Source: Tables created by the author
This tutorial is going to teach you about a specific statistical paradox called Simpson's Paradox. We'll start with an example, very famous example. In 1973, UC Berkeley had a sex discrimination lawsuit filed against them. And this is why. They said that they were favoring men over women substantially in the admissions process for their grad schools. It looks like 977 men applied to two of the departments, and 492 were accepted-- that's a little over half-- versus of the 400 women who applied, well under half, or 148 were accepted. In fact, the proportions are 50.3% versus 37%. That is a huge difference. And that's why the lawsuit was filed.
So in an effort to see exactly where the women were being discriminated against, the lawyers looked into the admissions by department. And you would expect there would be some large discrepancy in one or both departments. So they looked at-- I don't know that these are in fact the Engineering and English departments-- the cases is real, but I just made these names up.
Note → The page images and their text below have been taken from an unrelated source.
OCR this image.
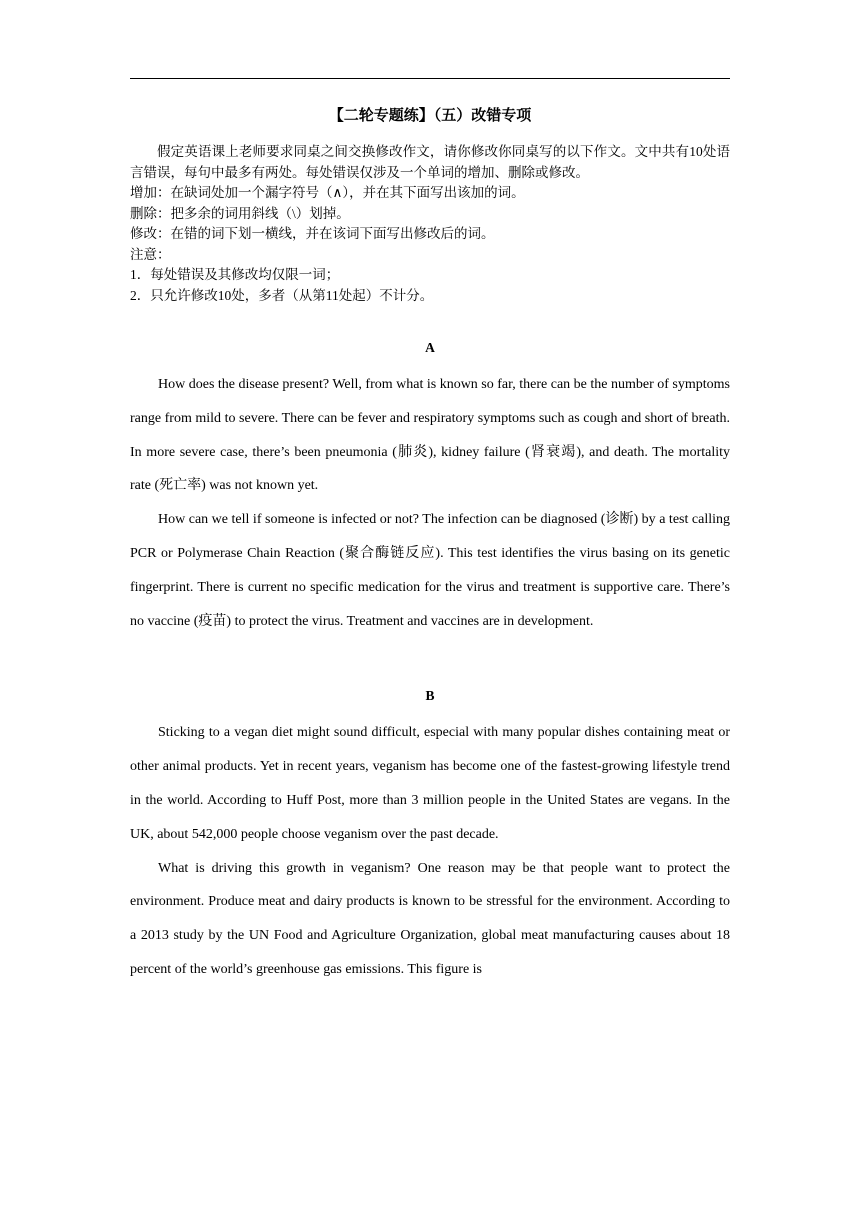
【二轮专题练】（五）改错专项

假定英语课上老师要求同桌之间交换修改作文，请你修改你同桌写的以下作文。文中共有10处语言错误，每句中最多有两处。每处错误仅涉及一个单词的增加、删除或修改。

增加：在缺词处加一个漏字符号（∧），并在其下面写出该加的词。

删除：把多余的词用斜线（\）划掉。

修改：在错的词下划一横线，并在该词下面写出修改后的词。

注意：

1．每处错误及其修改均仅限一词；

2．只允许修改10处，多者（从第11处起）不计分。

A

How does the disease present? Well, from what is known so far, there can be the number of symptoms range from mild to severe. There can be fever and respiratory symptoms such as cough and short of breath. In more severe case, there’s been pneumonia (肺炎), kidney failure (肾衰竭), and death. The mortality rate (死亡率) was not known yet.

How can we tell if someone is infected or not? The infection can be diagnosed (诊断) by a test calling PCR or Polymerase Chain Reaction (聚合酶链反应). This test identifies the virus basing on its genetic fingerprint. There is current no specific medication for the virus and treatment is supportive care. There’s no vaccine (疫苗) to protect the virus. Treatment and vaccines are in development.

B

Sticking to a vegan diet might sound difficult, especial with many popular dishes containing meat or other animal products. Yet in recent years, veganism has become one of the fastest-growing lifestyle trend in the world. According to Huff Post, more than 3 million people in the United States are vegans. In the UK, about 542,000 people choose veganism over the past decade.

What is driving this growth in veganism? One reason may be that people want to protect the environment. Produce meat and dairy products is known to be stressful for the environment. According to a 2013 study by the UN Food and Agriculture Organization, global meat manufacturing causes about 18 percent of the world’s greenhouse gas emissions. This figure is
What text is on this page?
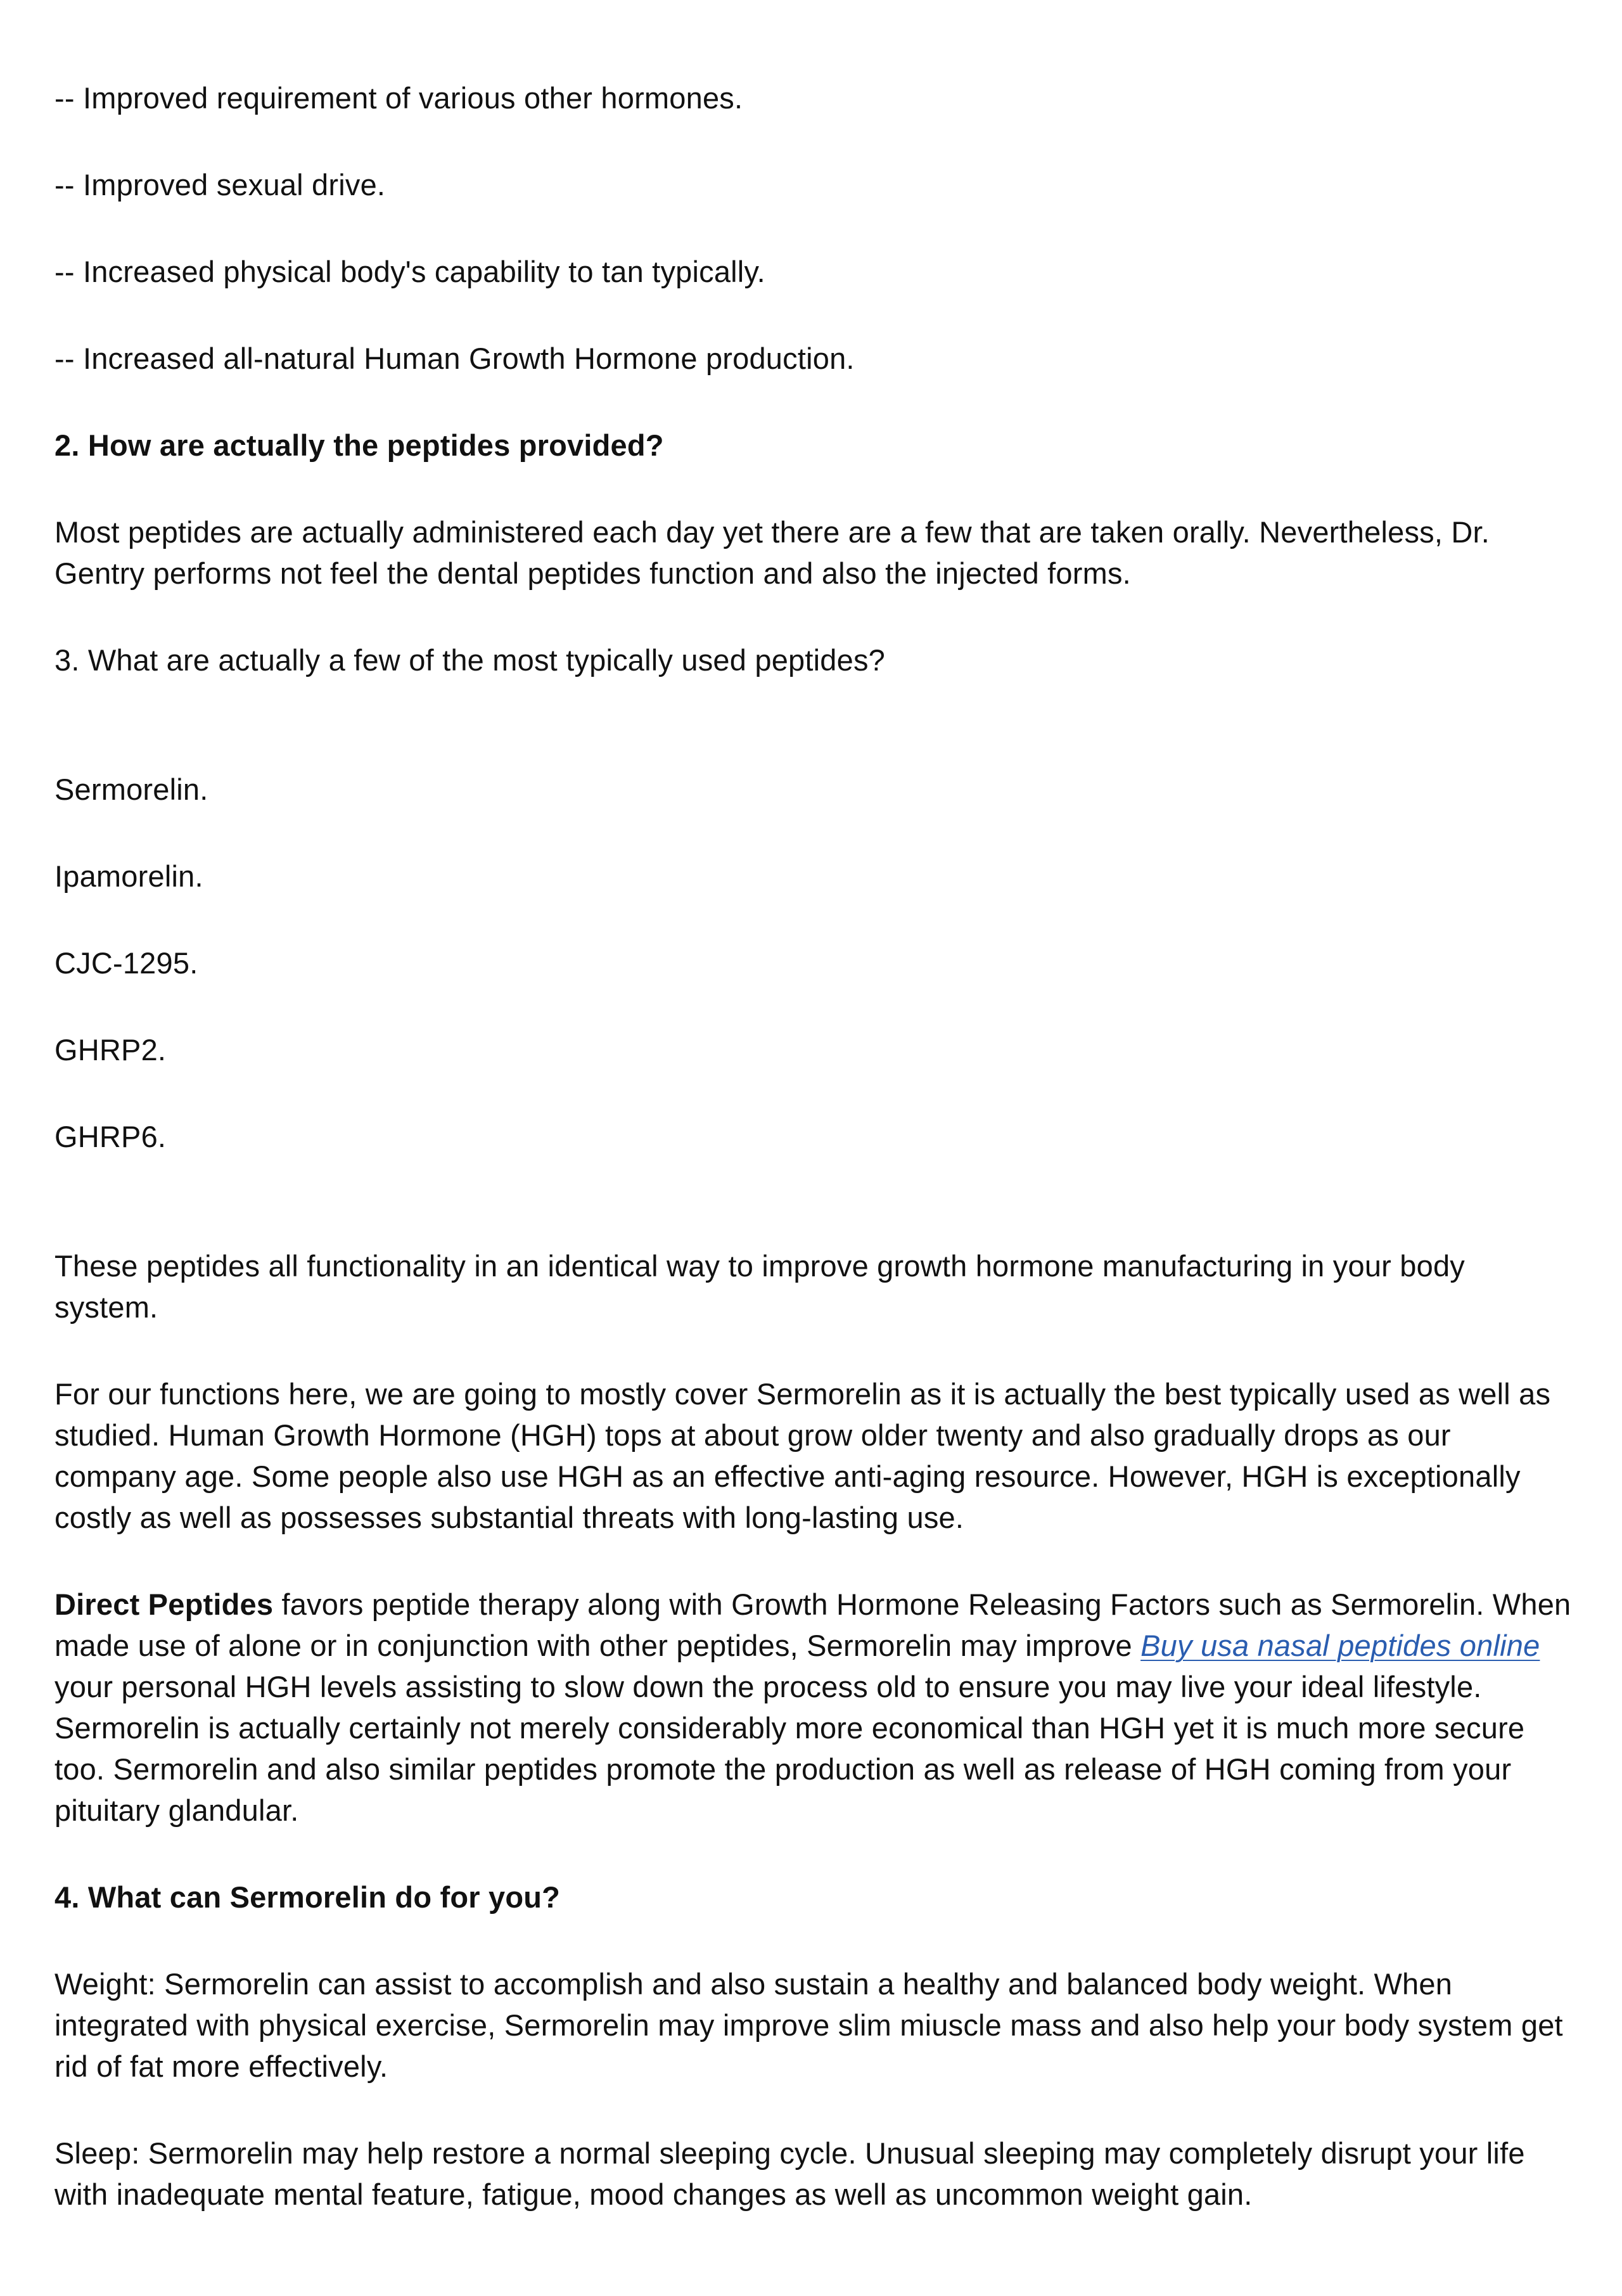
-- Improved requirement of various other hormones.

-- Improved sexual drive.

-- Increased physical body's capability to tan typically.

-- Increased all-natural Human Growth Hormone production.

2. How are actually the peptides provided?

Most peptides are actually administered each day yet there are a few that are taken orally. Nevertheless, Dr. Gentry performs not feel the dental peptides function and also the injected forms.

3. What are actually a few of the most typically used peptides?

Sermorelin.

Ipamorelin.

CJC-1295.

GHRP2.

GHRP6.

These peptides all functionality in an identical way to improve growth hormone manufacturing in your body system.

For our functions here, we are going to mostly cover Sermorelin as it is actually the best typically used as well as studied. Human Growth Hormone (HGH) tops at about grow older twenty and also gradually drops as our company age. Some people also use HGH as an effective anti-aging resource. However, HGH is exceptionally costly as well as possesses substantial threats with long-lasting use.

Direct Peptides favors peptide therapy along with Growth Hormone Releasing Factors such as Sermorelin. When made use of alone or in conjunction with other peptides, Sermorelin may improve Buy usa nasal peptides online your personal HGH levels assisting to slow down the process old to ensure you may live your ideal lifestyle. Sermorelin is actually certainly not merely considerably more economical than HGH yet it is much more secure too. Sermorelin and also similar peptides promote the production as well as release of HGH coming from your pituitary glandular.

4. What can Sermorelin do for you?

Weight: Sermorelin can assist to accomplish and also sustain a healthy and balanced body weight. When integrated with physical exercise, Sermorelin may improve slim miuscle mass and also help your body system get rid of fat more effectively.

Sleep: Sermorelin may help restore a normal sleeping cycle. Unusual sleeping may completely disrupt your life with inadequate mental feature, fatigue, mood changes as well as uncommon weight gain.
So look at the Engineering department, and you can see that for the men, about 63% percent of men were accepted to the Engineering department verses 17 of the 25, which is 68 percent for women. Women were accepted at higher rates to the Engineering department. All right, in that case, you would assume that the discrepancy then occurs in the English department. Well, when you look at the English department, women were accepted at higher rates to the English department as well-- 34.9% versus 33.3%. So women were accepted at higher rates to the Engineering department and the English department, but lower-- way lower-- overall.
And this is what Simpson's Paradox is. It's a relationship that's present in groups, but reversed when the groups are combined. The reasoning behind it is that if you take a look at how the men's application rates were distributed, their 63% was weighted for a lot more into the weighted average of admissions rates versus the 68% for the women.
Look, only 25 women applied to the Engineering department of the 400. That's not very many. And so that 68, even though it's a high percentage, doesn't count nearly as much in the weighted average as the 34.9 percent does. So the 63% is weighted heavily for the men versus the 68% is weighted hardly at all for the women. And that's why you see that reversal of association.
And so to recap, Simpson's paradox is an association that the data show when you group them in specific ways. And the association gets reversed, when the groups are combined. And you'll see several paradoxes like this. Simpson's paradox is one of them. As we learn more about paradoxes, we can hone our statistical thinking and become better statistical thinkers. Good luck and we'll see you next time.
When two sets of data are subdivided, the means for the first data set can be consistently higher than the second, but when looked at as a whole, the mean of the second set is higher than the first.